Dartmouth lost its first six games — all of the league variety — and the three-game winning streak that followed ultimately proved to be a dead-cat bounce. Hanover Hockey finished in 10th place, allowing the third-most goals against despite middle-of-the-road offensive production. The Big Green took host Quinnipiac to a rubber game in the first round, but the scoring never materialized in a 2-1 season-ending defeat.

“I think the second half of last year, we came into our own a bit … especially the last quarter of the season, down the stretch,” seasoned coach Bob Gaudet said of a team that went 3-0-2 in its last five regular-season contests. “That was the competitiveness of our team; we had a team that really battled. Battled every shift, and it didn’t always work out for us … but I liked where our team kind of evolved to. Now, we’re trying to get our team to start off at a higher level — to come out of the gate and learn those lessons a bit earlier.”

The assets

Thompson Arena welcomes back Dartmouth’s top nine scorers from last season, including the electric Scott Fleming, Adam Estoclet and Evan Stephens. When the team seemed so young and inexperienced during its stunning run two years back, it’s now a seasoned squad that has seen the league from very disparate points of view.

“One of the biggest things that we have now is experience. We have nine seniors on our team,” Gaudet said. “I feel like our leadership is going to be excellent. We have that group of seniors but we also have a big group of juniors as well.”

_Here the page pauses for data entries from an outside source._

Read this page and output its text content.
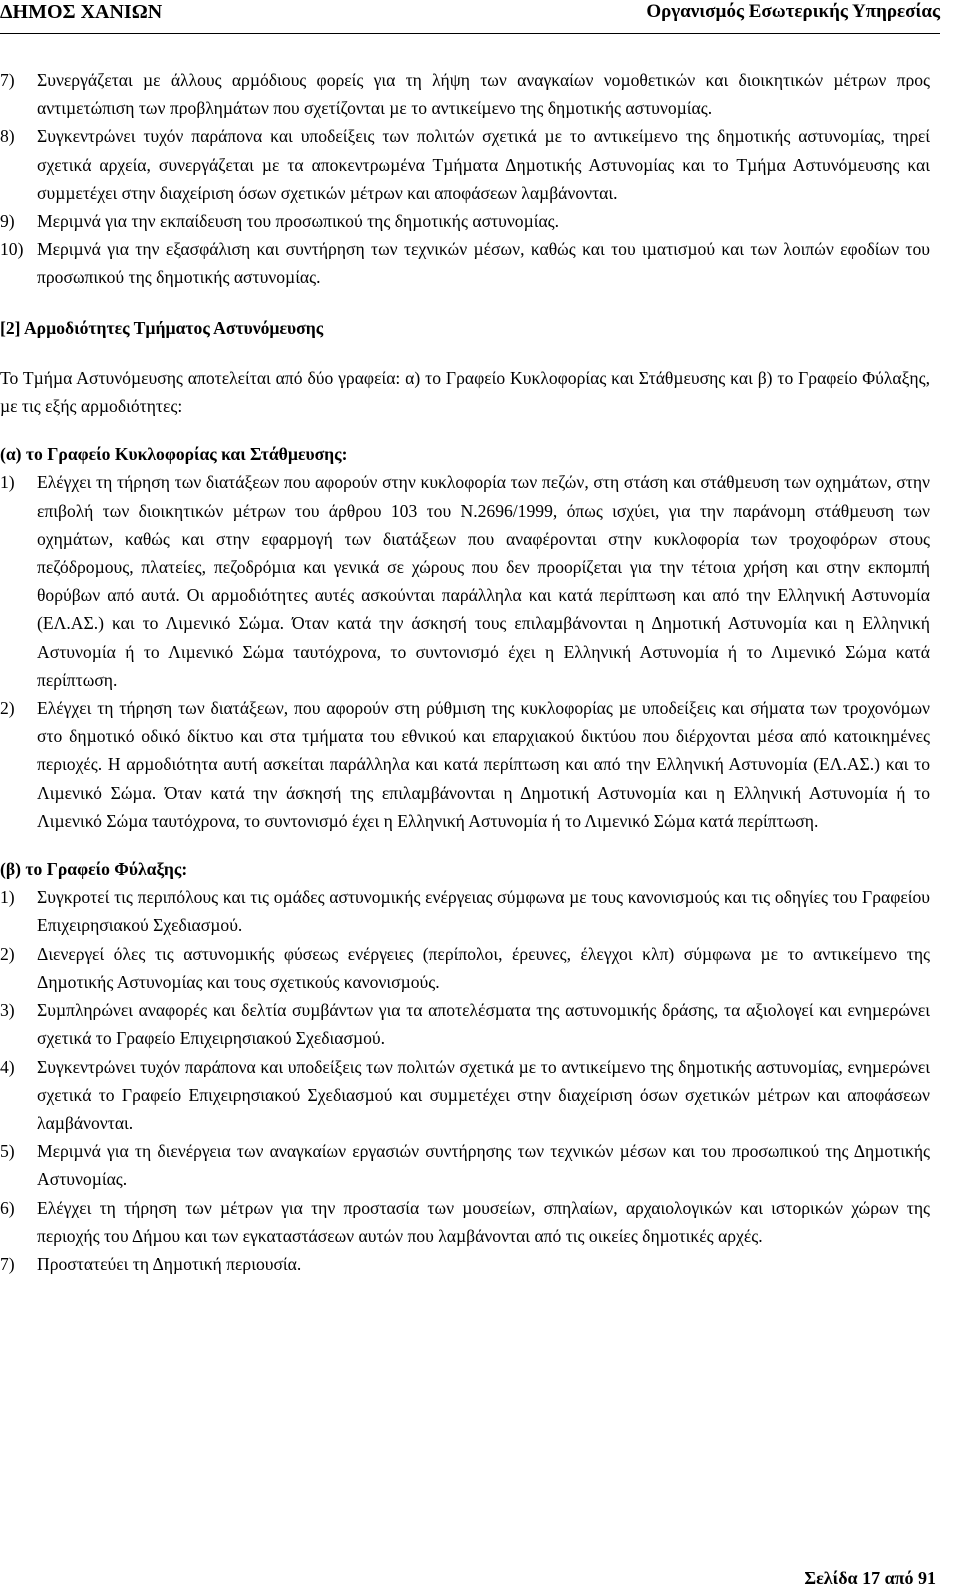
ΔΗΜΟΣ ΧΑΝΙΩΝ	Οργανισµός Εσωτερικής Υπηρεσίας
7)	Συνεργάζεται µε άλλους αρµόδιους φορείς για τη λήψη των αναγκαίων νοµοθετικών και διοικητικών µέτρων προς αντιµετώπιση των προβληµάτων που σχετίζονται µε το αντικείµενο της δηµοτικής αστυνοµίας.
8)	Συγκεντρώνει τυχόν παράπονα και υποδείξεις των πολιτών σχετικά µε το αντικείµενο της δηµοτικής αστυνοµίας, τηρεί σχετικά αρχεία, συνεργάζεται µε τα αποκεντρωµένα Τµήµατα Δηµοτικής Αστυνοµίας και το Τµήµα Αστυνόµευσης και συµµετέχει στην διαχείριση όσων σχετικών µέτρων και αποφάσεων λαµβάνονται.
9)	Μεριµνά για την εκπαίδευση του προσωπικού της δηµοτικής αστυνοµίας.
10) Μεριµνά για την εξασφάλιση και συντήρηση των τεχνικών µέσων, καθώς και του ιµατισµού και των λοιπών εφοδίων του προσωπικού της δηµοτικής αστυνοµίας.
[2] Αρµοδιότητες Τµήµατος Αστυνόµευσης
Το Τµήµα Αστυνόµευσης αποτελείται από δύο γραφεία: α) το Γραφείο Κυκλοφορίας και Στάθµευσης και β) το Γραφείο Φύλαξης, µε τις εξής αρµοδιότητες:
(α) το Γραφείο Κυκλοφορίας και Στάθµευσης:
1)	Ελέγχει τη τήρηση των διατάξεων που αφορούν στην κυκλοφορία των πεζών, στη στάση και στάθµευση των οχηµάτων, στην επιβολή των διοικητικών µέτρων του άρθρου 103 του Ν.2696/1999, όπως ισχύει, για την παράνοµη στάθµευση των οχηµάτων, καθώς και στην εφαρµογή των διατάξεων που αναφέρονται στην κυκλοφορία των τροχοφόρων στους πεζόδροµους, πλατείες, πεζοδρόµια και γενικά σε χώρους που δεν προορίζεται για την τέτοια χρήση και στην εκποµπή θορύβων από αυτά. Οι αρµοδιότητες αυτές ασκούνται παράλληλα και κατά περίπτωση και από την Ελληνική Αστυνοµία (ΕΛ.ΑΣ.) και το Λιµενικό Σώµα. Όταν κατά την άσκησή τους επιλαµβάνονται η Δηµοτική Αστυνοµία και η Ελληνική Αστυνοµία ή το Λιµενικό Σώµα ταυτόχρονα, το συντονισµό έχει η Ελληνική Αστυνοµία ή το Λιµενικό Σώµα κατά περίπτωση.
2)	Ελέγχει τη τήρηση των διατάξεων, που αφορούν στη ρύθµιση της κυκλοφορίας µε υποδείξεις και σήµατα των τροχονόµων στο δηµοτικό οδικό δίκτυο και στα τµήματα του εθνικού και επαρχιακού δικτύου που διέρχονται µέσα από κατοικηµένες περιοχές. Η αρµοδιότητα αυτή ασκείται παράλληλα και κατά περίπτωση και από την Ελληνική Αστυνοµία (ΕΛ.ΑΣ.) και το Λιµενικό Σώµα. Όταν κατά την άσκησή της επιλαµβάνονται η Δηµοτική Αστυνοµία και η Ελληνική Αστυνοµία ή το Λιµενικό Σώµα ταυτόχρονα, το συντονισµό έχει η Ελληνική Αστυνοµία ή το Λιµενικό Σώµα κατά περίπτωση.
(β) το Γραφείο Φύλαξης:
1)	Συγκροτεί τις περιπόλους και τις οµάδες αστυνοµικής ενέργειας σύµφωνα µε τους κανονισµούς και τις οδηγίες του Γραφείου Επιχειρησιακού Σχεδιασµού.
2)	Διενεργεί όλες τις αστυνοµικής φύσεως ενέργειες (περίπολοι, έρευνες, έλεγχοι κλπ) σύµφωνα µε το αντικείµενο της Δηµοτικής Αστυνοµίας και τους σχετικούς κανονισµούς.
3)	Συµπληρώνει αναφορές και δελτία συµβάντων για τα αποτελέσµατα της αστυνοµικής δράσης, τα αξιολογεί και ενηµερώνει σχετικά το Γραφείο Επιχειρησιακού Σχεδιασµού.
4)	Συγκεντρώνει τυχόν παράπονα και υποδείξεις των πολιτών σχετικά µε το αντικείµενο της δηµοτικής αστυνοµίας, ενηµερώνει σχετικά το Γραφείο Επιχειρησιακού Σχεδιασµού και συµµετέχει στην διαχείριση όσων σχετικών µέτρων και αποφάσεων λαµβάνονται.
5)	Μεριµνά για τη διενέργεια των αναγκαίων εργασιών συντήρησης των τεχνικών µέσων και του προσωπικού της Δηµοτικής Αστυνοµίας.
6)	Ελέγχει τη τήρηση των µέτρων για την προστασία των µουσείων, σπηλαίων, αρχαιολογικών και ιστορικών χώρων της περιοχής του Δήµου και των εγκαταστάσεων αυτών που λαµβάνονται από τις οικείες δηµοτικές αρχές.
7)	Προστατεύει τη Δηµοτική περιουσία.
Σελίδα 17 από 91
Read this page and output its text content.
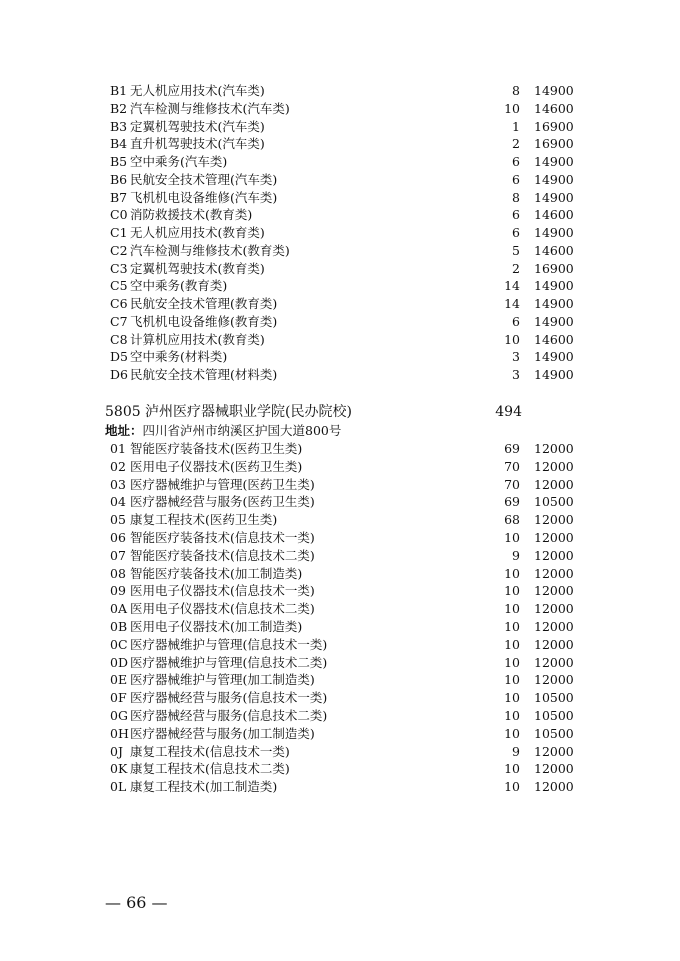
B1 无人机应用技术(汽车类)	8 14900
B2 汽车检测与维修技术(汽车类)	10 14600
B3 定翼机驾驶技术(汽车类)	1 16900
B4 直升机驾驶技术(汽车类)	2 16900
B5 空中乘务(汽车类)	6 14900
B6 民航安全技术管理(汽车类)	6 14900
B7 飞机机电设备维修(汽车类)	8 14900
C0 消防救援技术(教育类)	6 14600
C1 无人机应用技术(教育类)	6 14900
C2 汽车检测与维修技术(教育类)	5 14600
C3 定翼机驾驶技术(教育类)	2 16900
C5 空中乘务(教育类)	14 14900
C6 民航安全技术管理(教育类)	14 14900
C7 飞机机电设备维修(教育类)	6 14900
C8 计算机应用技术(教育类)	10 14600
D5 空中乘务(材料类)	3 14900
D6 民航安全技术管理(材料类)	3 14900
5805 泸州医疗器械职业学院(民办院校)	494
地址：四川省泸州市纳溪区护国大道800号
01 智能医疗装备技术(医药卫生类)	69 12000
02 医用电子仪器技术(医药卫生类)	70 12000
03 医疗器械维护与管理(医药卫生类)	70 12000
04 医疗器械经营与服务(医药卫生类)	69 10500
05 康复工程技术(医药卫生类)	68 12000
06 智能医疗装备技术(信息技术一类)	10 12000
07 智能医疗装备技术(信息技术二类)	9 12000
08 智能医疗装备技术(加工制造类)	10 12000
09 医用电子仪器技术(信息技术一类)	10 12000
0A 医用电子仪器技术(信息技术二类)	10 12000
0B 医用电子仪器技术(加工制造类)	10 12000
0C 医疗器械维护与管理(信息技术一类)	10 12000
0D 医疗器械维护与管理(信息技术二类)	10 12000
0E 医疗器械维护与管理(加工制造类)	10 12000
0F 医疗器械经营与服务(信息技术一类)	10 10500
0G 医疗器械经营与服务(信息技术二类)	10 10500
0H 医疗器械经营与服务(加工制造类)	10 10500
0J 康复工程技术(信息技术一类)	9 12000
0K 康复工程技术(信息技术二类)	10 12000
0L 康复工程技术(加工制造类)	10 12000
— 66 —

The coach also expressed great confidence in his side’s ability to stay strong in spite of potential challenges: “We’re deeper at every position than we have been in many many years,” he said.

The weak links

Dartmouth’s biggest worry isn’t the unknown — it’s the been-there, done-that. A disastrous start last year more or less doomed the team to a perpetual state of catch-up and frustration, and that sense of desperate imbalance led to inconsistency in all areas of Dartmouth’s game.

“I don’t think we’re going to be [worse] in any area, to be honest,” Gaudet said. “We had a rough start last year … but a lot of that is that we play in a very good league and we play a very tough schedule, and we have to be ready right out of the gate.

“That’s where I think the experience is going to help us, and also the depth. I don’t think we’re going to be weaker in any area.”

Prediction

This is a team with a lot to prove, but a lot of weapons, too. Dartmouth kind of epitomizes the state of ECAC Hockey as a whole this year: With any given team, you can imagine feast or famine with so little effort. The Big Green just happen to be the team with the most potential, but all unproven. I’ll peg the Green for a first-round home series, but a bye may be a stretch.